The state's just a little bit wilder than it used to be.

I pull up to Clam Lake's combination gas station-hotel and see a sign advertising dry camp wood—covered in snow—for $5.50. Soon, a Chevy Silverado filled with hay joins me, an antenna rigged up with a two-by-six spinning on its roof. That "MacGyvered" tracking system will lead us along northwest Wisconsin's backroads, searching one radio collar at a time for the state's biggest, fattest, reintroduced ungulate: the elk.

wild elk wisconsin
Credit: Tim Young

Elk haven't roamed Wisconsin since the 1880s, and I want to see one, desperately. I want proof that my home is antlered, forested, wild. It's why I'm here in the dead of winter in the first place, tailing that antenna like a police chase, holding my breath whenever it dials in on a four-legged signal.

"At first, the state's DNR was not interested in an elk reintroduction," says Josh Spiegel, wildlife biologist for the Wisconsin Department of Natural Resources and owner of the truck leading me through the snow. His story buzzes through my two-way radio: Led by the late Dr. Ray Anderson, a professor at the University of Wisconsin-Stevens Point, a team from the college and public took that first critical step, introducing 25 in 1995. Once successful, the Wisconsin DNR translocated another 150 from Kentucky to Wisconsin's growing herd from 2014 to 2019. "We were plucking 'em off Kentucky coal-mine tops!" he laughs. Now, over 400 elk munch their way across Wisconsin's Black River State Forest, Flambeau River State Forest and Chequamegon-Nicolet National Forest, our hardwood labyrinth. All I need to see is one.

But I never get the antlered proof I came for. Ten inches of snow coats the forest in a thick, puffy layer of marshmallow, obscuring any significant view into the trees. Once my disappointment subsides, though, I realize that having to trust the elk are there is fitting—Dr.

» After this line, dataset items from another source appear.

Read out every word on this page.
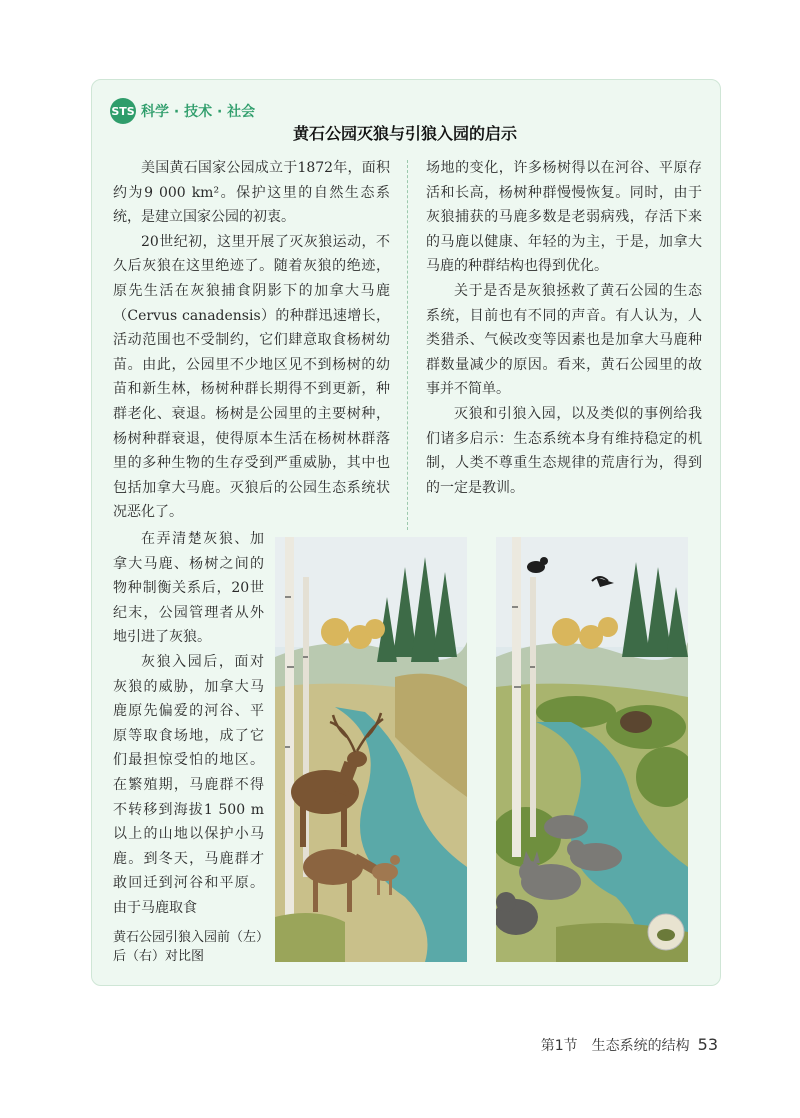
STS 科学 · 技术 · 社会
黄石公园灭狼与引狼入园的启示

美国黄石国家公园成立于1872年，面积约为9 000 km²。保护这里的自然生态系统，是建立国家公园的初衷。

20世纪初，这里开展了灭灰狼运动，不久后灰狼在这里绝迹了。随着灰狼的绝迹，原先生活在灰狼捕食阴影下的加拿大马鹿（Cervus canadensis）的种群迅速增长，活动范围也不受制约，它们肆意取食杨树幼苗。由此，公园里不少地区见不到杨树的幼苗和新生林，杨树种群长期得不到更新，种群老化、衰退。杨树是公园里的主要树种，杨树种群衰退，使得原本生活在杨树林群落里的多种生物的生存受到严重威胁，其中也包括加拿大马鹿。灭狼后的公园生态系统状况恶化了。

场地的变化，许多杨树得以在河谷、平原存活和长高，杨树种群慢慢恢复。同时，由于灰狼捕获的马鹿多数是老弱病残，存活下来的马鹿以健康、年轻的为主，于是，加拿大马鹿的种群结构也得到优化。

关于是否是灰狼拯救了黄石公园的生态系统，目前也有不同的声音。有人认为，人类猎杀、气候改变等因素也是加拿大马鹿种群数量减少的原因。看来，黄石公园里的故事并不简单。

灭狼和引狼入园，以及类似的事例给我们诸多启示：生态系统本身有维持稳定的机制，人类不尊重生态规律的荒唐行为，得到的一定是教训。

在弄清楚灰狼、加拿大马鹿、杨树之间的物种制衡关系后，20世纪末，公园管理者从外地引进了灰狼。

灰狼入园后，面对灰狼的威胁，加拿大马鹿原先偏爱的河谷、平原等取食场地，成了它们最担惊受怕的地区。在繁殖期，马鹿群不得不转移到海拔1 500 m以上的山地以保护小马鹿。到冬天，马鹿群才敢回迁到河谷和平原。由于马鹿取食

黄石公园引狼入园前（左）后（右）对比图
第1节　生态系统的结构 53
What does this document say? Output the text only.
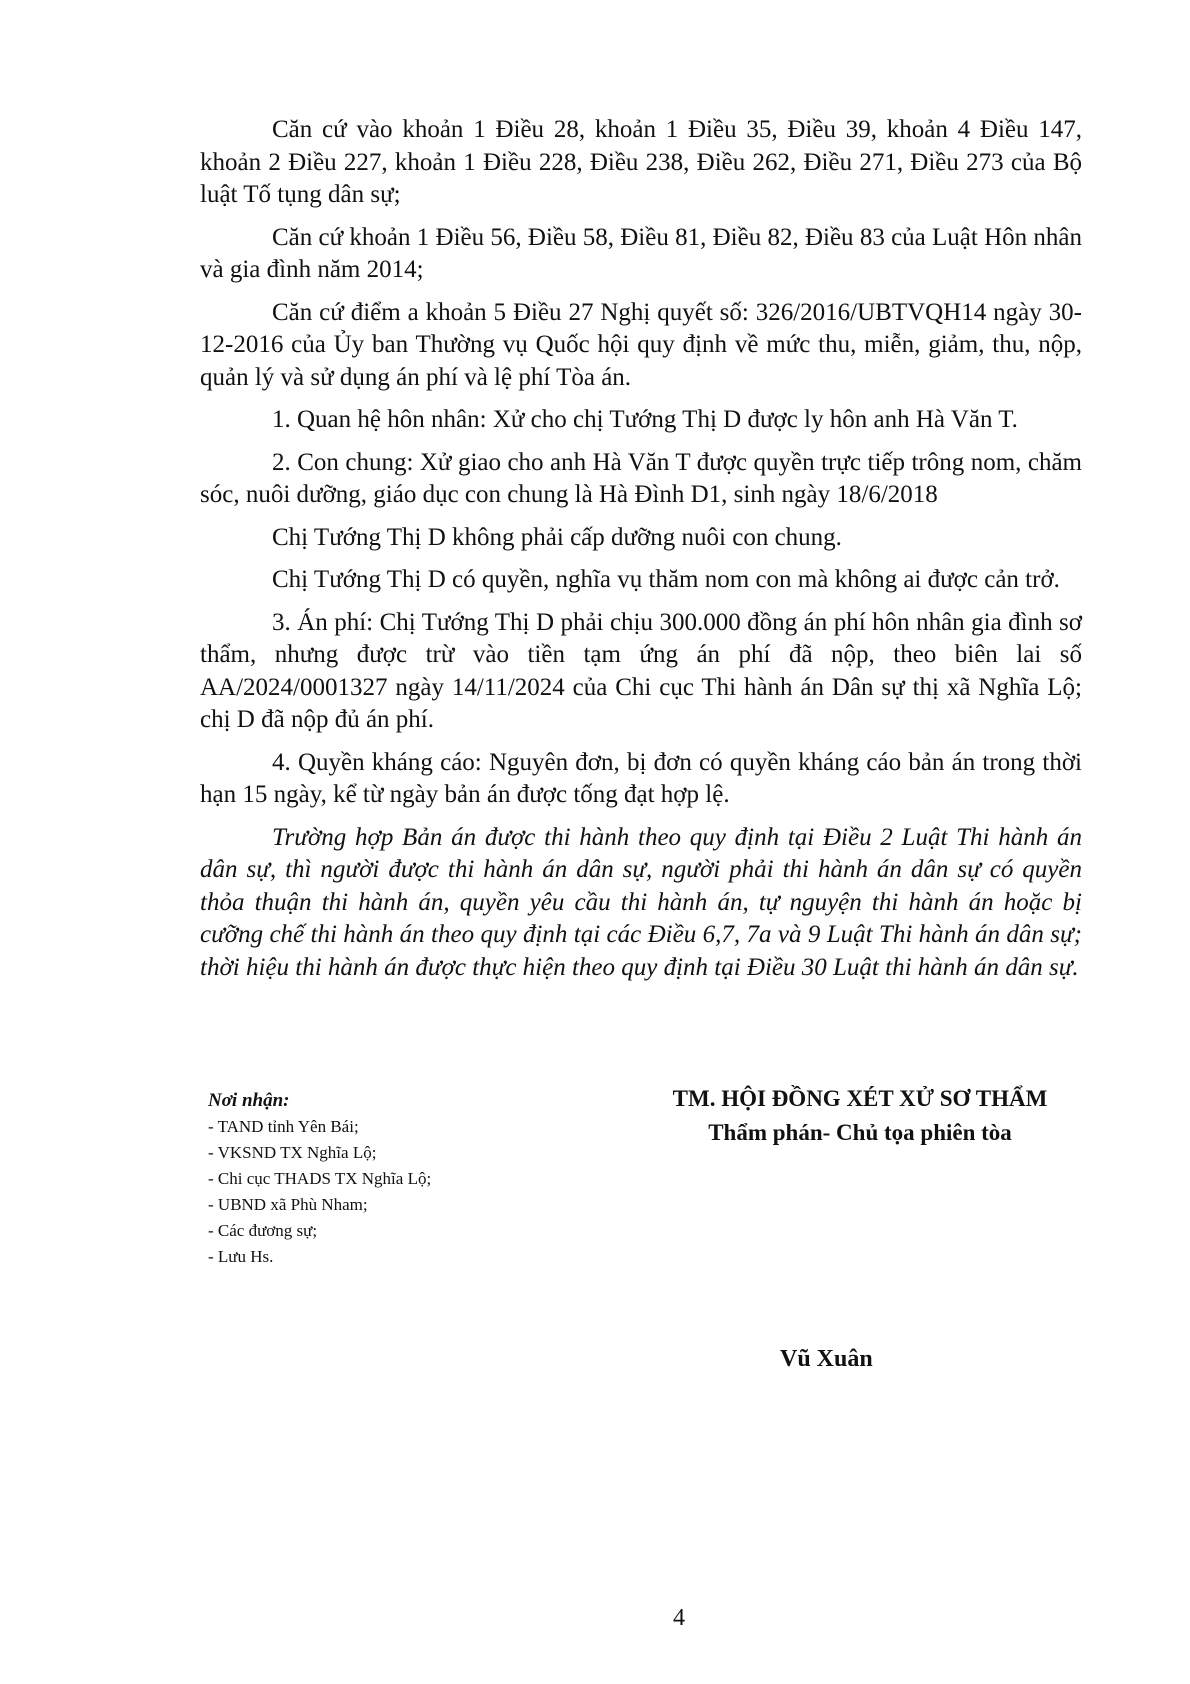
Căn cứ vào khoản 1 Điều 28, khoản 1 Điều 35, Điều 39, khoản 4 Điều 147, khoản 2 Điều 227, khoản 1 Điều 228, Điều 238, Điều 262, Điều 271, Điều 273 của Bộ luật Tố tụng dân sự;

Căn cứ khoản 1 Điều 56, Điều 58, Điều 81, Điều 82, Điều 83 của Luật Hôn nhân và gia đình năm 2014;

Căn cứ điểm a khoản 5 Điều 27 Nghị quyết số: 326/2016/UBTVQH14 ngày 30-12-2016 của Ủy ban Thường vụ Quốc hội quy định về mức thu, miễn, giảm, thu, nộp, quản lý và sử dụng án phí và lệ phí Tòa án.

1. Quan hệ hôn nhân: Xử cho chị Tướng Thị D được ly hôn anh Hà Văn T.

2. Con chung: Xử giao cho anh Hà Văn T được quyền trực tiếp trông nom, chăm sóc, nuôi dưỡng, giáo dục con chung là Hà Đình D1, sinh ngày 18/6/2018

Chị Tướng Thị D không phải cấp dưỡng nuôi con chung.

Chị Tướng Thị D có quyền, nghĩa vụ thăm nom con mà không ai được cản trở.

3. Án phí: Chị Tướng Thị D phải chịu 300.000 đồng án phí hôn nhân gia đình sơ thẩm, nhưng được trừ vào tiền tạm ứng án phí đã nộp, theo biên lai số AA/2024/0001327 ngày 14/11/2024 của Chi cục Thi hành án Dân sự thị xã Nghĩa Lộ; chị D đã nộp đủ án phí.

4. Quyền kháng cáo: Nguyên đơn, bị đơn có quyền kháng cáo bản án trong thời hạn 15 ngày, kể từ ngày bản án được tống đạt hợp lệ.

Trường hợp Bản án được thi hành theo quy định tại Điều 2 Luật Thi hành án dân sự, thì người được thi hành án dân sự, người phải thi hành án dân sự có quyền thỏa thuận thi hành án, quyền yêu cầu thi hành án, tự nguyện thi hành án hoặc bị cưỡng chế thi hành án theo quy định tại các Điều 6,7, 7a và 9 Luật Thi hành án dân sự; thời hiệu thi hành án được thực hiện theo quy định tại Điều 30 Luật thi hành án dân sự.

Nơi nhận:
- TAND tỉnh Yên Bái;
- VKSND TX Nghĩa Lộ;
- Chi cục THADS TX Nghĩa Lộ;
- UBND xã Phù Nham;
- Các đương sự;
- Lưu Hs.
TM. HỘI ĐỒNG XÉT XỬ SƠ THẨM
Thẩm phán- Chủ tọa phiên tòa
Vũ Xuân
4
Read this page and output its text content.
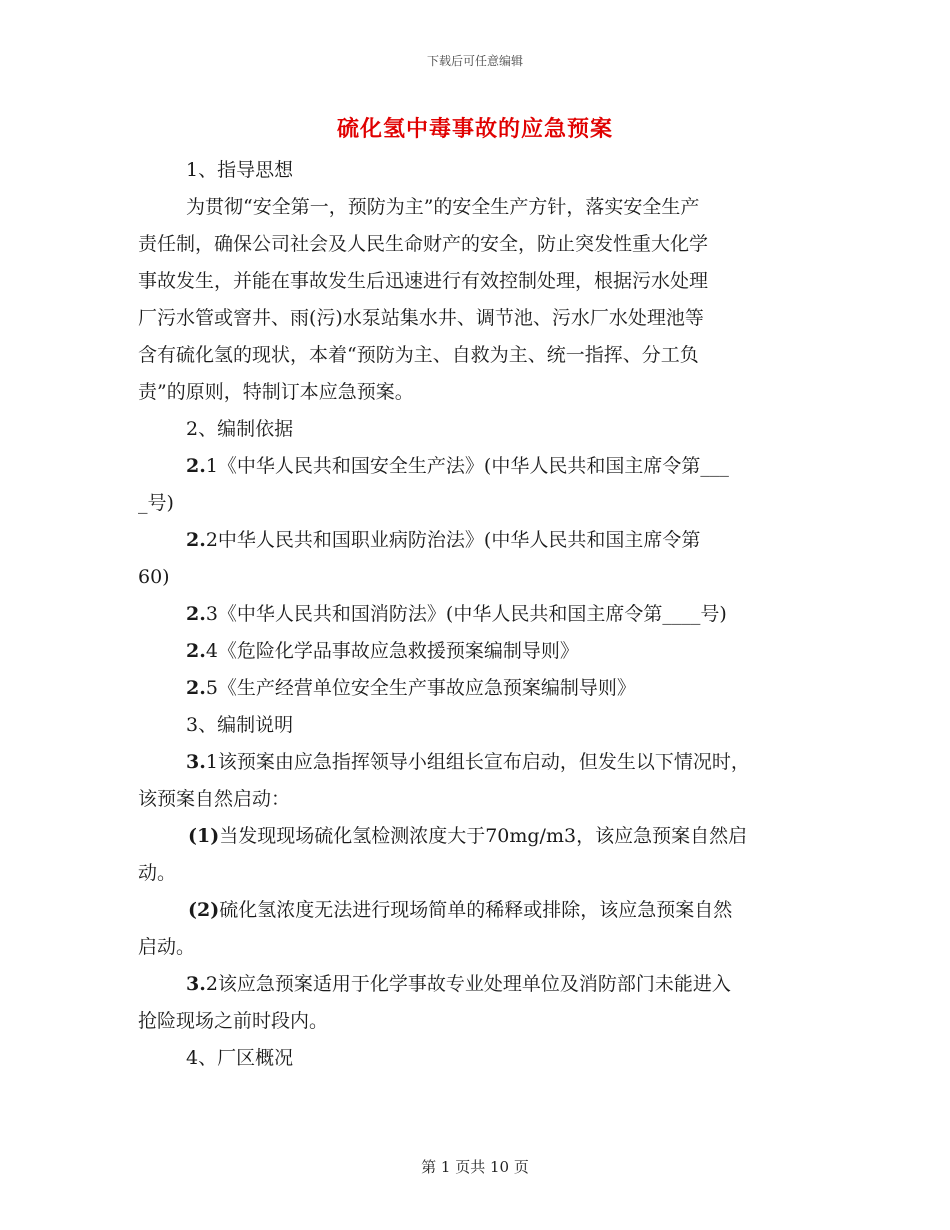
下载后可任意编辑
硫化氢中毒事故的应急预案
1、指导思想
为贯彻“安全第一，预防为主”的安全生产方针，落实安全生产
责任制，确保公司社会及人民生命财产的安全，防止突发性重大化学
事故发生，并能在事故发生后迅速进行有效控制处理，根据污水处理
厂污水管或窨井、雨(污)水泵站集水井、调节池、污水厂水处理池等
含有硫化氢的现状，本着“预防为主、自救为主、统一指挥、分工负
责”的原则，特制订本应急预案。
2、编制依据
2.1《中华人民共和国安全生产法》(中华人民共和国主席令第___
_号)
2.2中华人民共和国职业病防治法》(中华人民共和国主席令第
60)
2.3《中华人民共和国消防法》(中华人民共和国主席令第____号)
2.4《危险化学品事故应急救援预案编制导则》
2.5《生产经营单位安全生产事故应急预案编制导则》
3、编制说明
3.1该预案由应急指挥领导小组组长宣布启动，但发生以下情况时，
该预案自然启动：
(1)当发现现场硫化氢检测浓度大于70mg/m3，该应急预案自然启
动。
(2)硫化氢浓度无法进行现场简单的稀释或排除，该应急预案自然
启动。
3.2该应急预案适用于化学事故专业处理单位及消防部门未能进入
抢险现场之前时段内。
4、厂区概况
第 1 页共 10 页
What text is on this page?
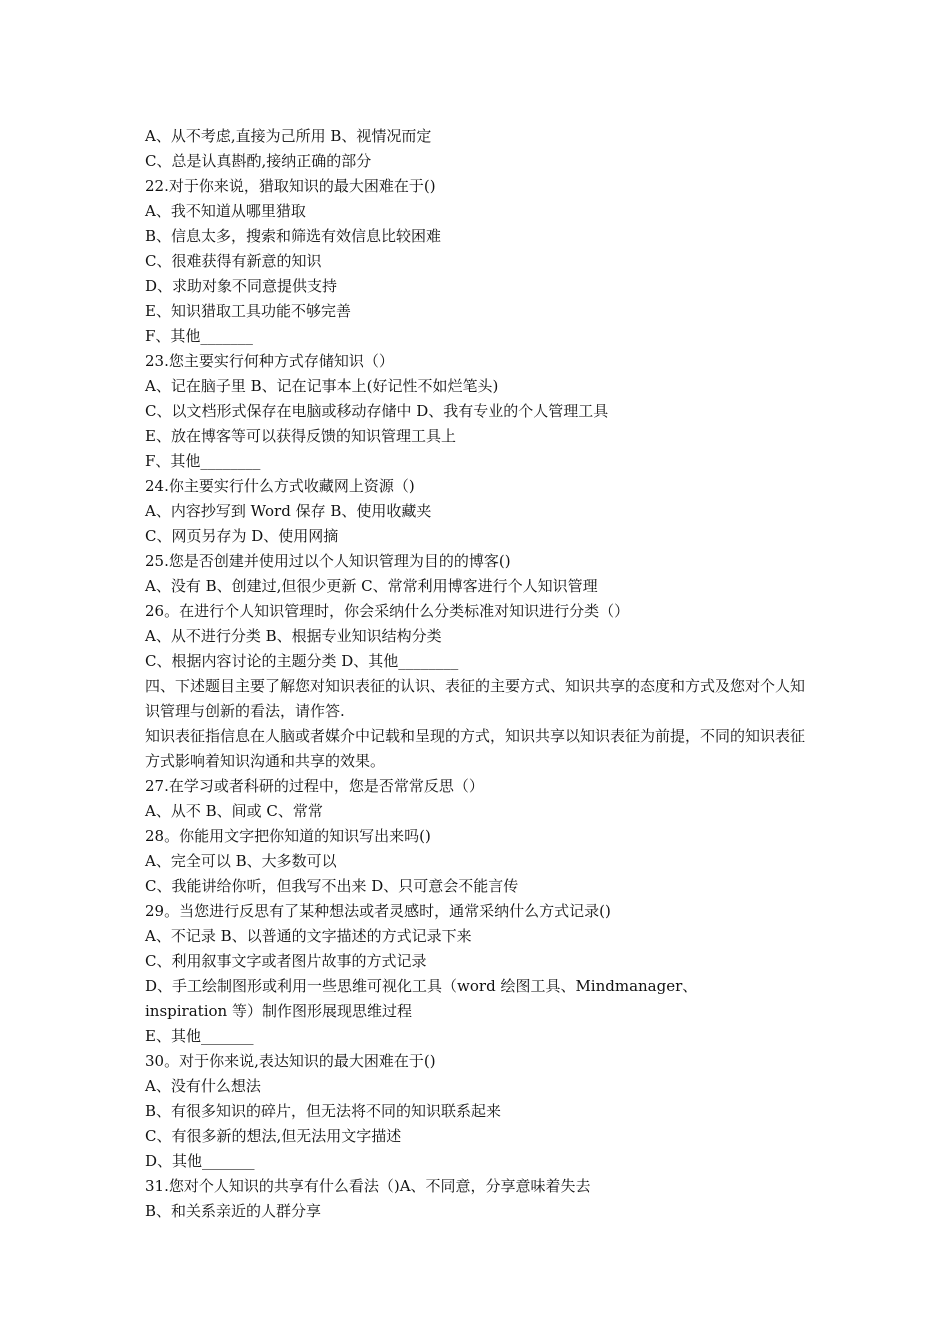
A、从不考虑,直接为己所用 B、视情况而定
C、总是认真斟酌,接纳正确的部分
22.对于你来说，猎取知识的最大困难在于()
A、我不知道从哪里猎取
B、信息太多，搜索和筛选有效信息比较困难
C、很难获得有新意的知识
D、求助对象不同意提供支持
E、知识猎取工具功能不够完善
F、其他_______
23.您主要实行何种方式存储知识（）
A、记在脑子里 B、记在记事本上(好记性不如烂笔头)
C、以文档形式保存在电脑或移动存储中 D、我有专业的个人管理工具
E、放在博客等可以获得反馈的知识管理工具上
F、其他________
24.你主要实行什么方式收藏网上资源（)
A、内容抄写到 Word 保存 B、使用收藏夹
C、网页另存为 D、使用网摘
25.您是否创建并使用过以个人知识管理为目的的博客()
A、没有 B、创建过,但很少更新 C、常常利用博客进行个人知识管理
26。在进行个人知识管理时，你会采纳什么分类标准对知识进行分类（）
A、从不进行分类 B、根据专业知识结构分类
C、根据内容讨论的主题分类 D、其他________
四、下述题目主要了解您对知识表征的认识、表征的主要方式、知识共享的态度和方式及您对个人知识管理与创新的看法，请作答.
知识表征指信息在人脑或者媒介中记载和呈现的方式，知识共享以知识表征为前提，不同的知识表征方式影响着知识沟通和共享的效果。
27.在学习或者科研的过程中，您是否常常反思（）
A、从不 B、间或 C、常常
28。你能用文字把你知道的知识写出来吗()
A、完全可以 B、大多数可以
C、我能讲给你听，但我写不出来 D、只可意会不能言传
29。当您进行反思有了某种想法或者灵感时，通常采纳什么方式记录()
A、不记录 B、以普通的文字描述的方式记录下来
C、利用叙事文字或者图片故事的方式记录
D、手工绘制图形或利用一些思维可视化工具（word 绘图工具、Mindmanager、
inspiration 等）制作图形展现思维过程
E、其他_______
30。对于你来说,表达知识的最大困难在于()
A、没有什么想法
B、有很多知识的碎片，但无法将不同的知识联系起来
C、有很多新的想法,但无法用文字描述
D、其他_______
31.您对个人知识的共享有什么看法（)A、不同意，分享意味着失去
B、和关系亲近的人群分享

Anderson didn't see his legacy roaming through the forest or napping by backyard work sheds, either. But his children will, and his children's children. And though I'm heading home empty-handed this time, I still felt it, navigating those frozen backroads, climbing under thick canopies of aspen and spruce, watching that antenna spin and halt. I felt it: Wisconsin's just a little bit wilder than it used to be.

When to Visit

Although I visited in mid-winter, the best times to spot elk in Wisconsin's Northwoods are fall, spring and early winter. (Fall is mating season for elk—listen for the distinct bugling sound the males make.)Start in Clam Lake, where you can get the morning elk report at Clam Lake Junction to follow recent sightings.

You'll likely be sent down WI-77, the Great Divide National Scenic Highway. Also look out for black bears, wolves, white-tailed deer and bald eagles. Clam Lake isn't far from the Cable area, which has miles of trails, plus cute restaurants and cafes. Book a cabin to extend your time there—you can often find cozy digs for around $200 per night.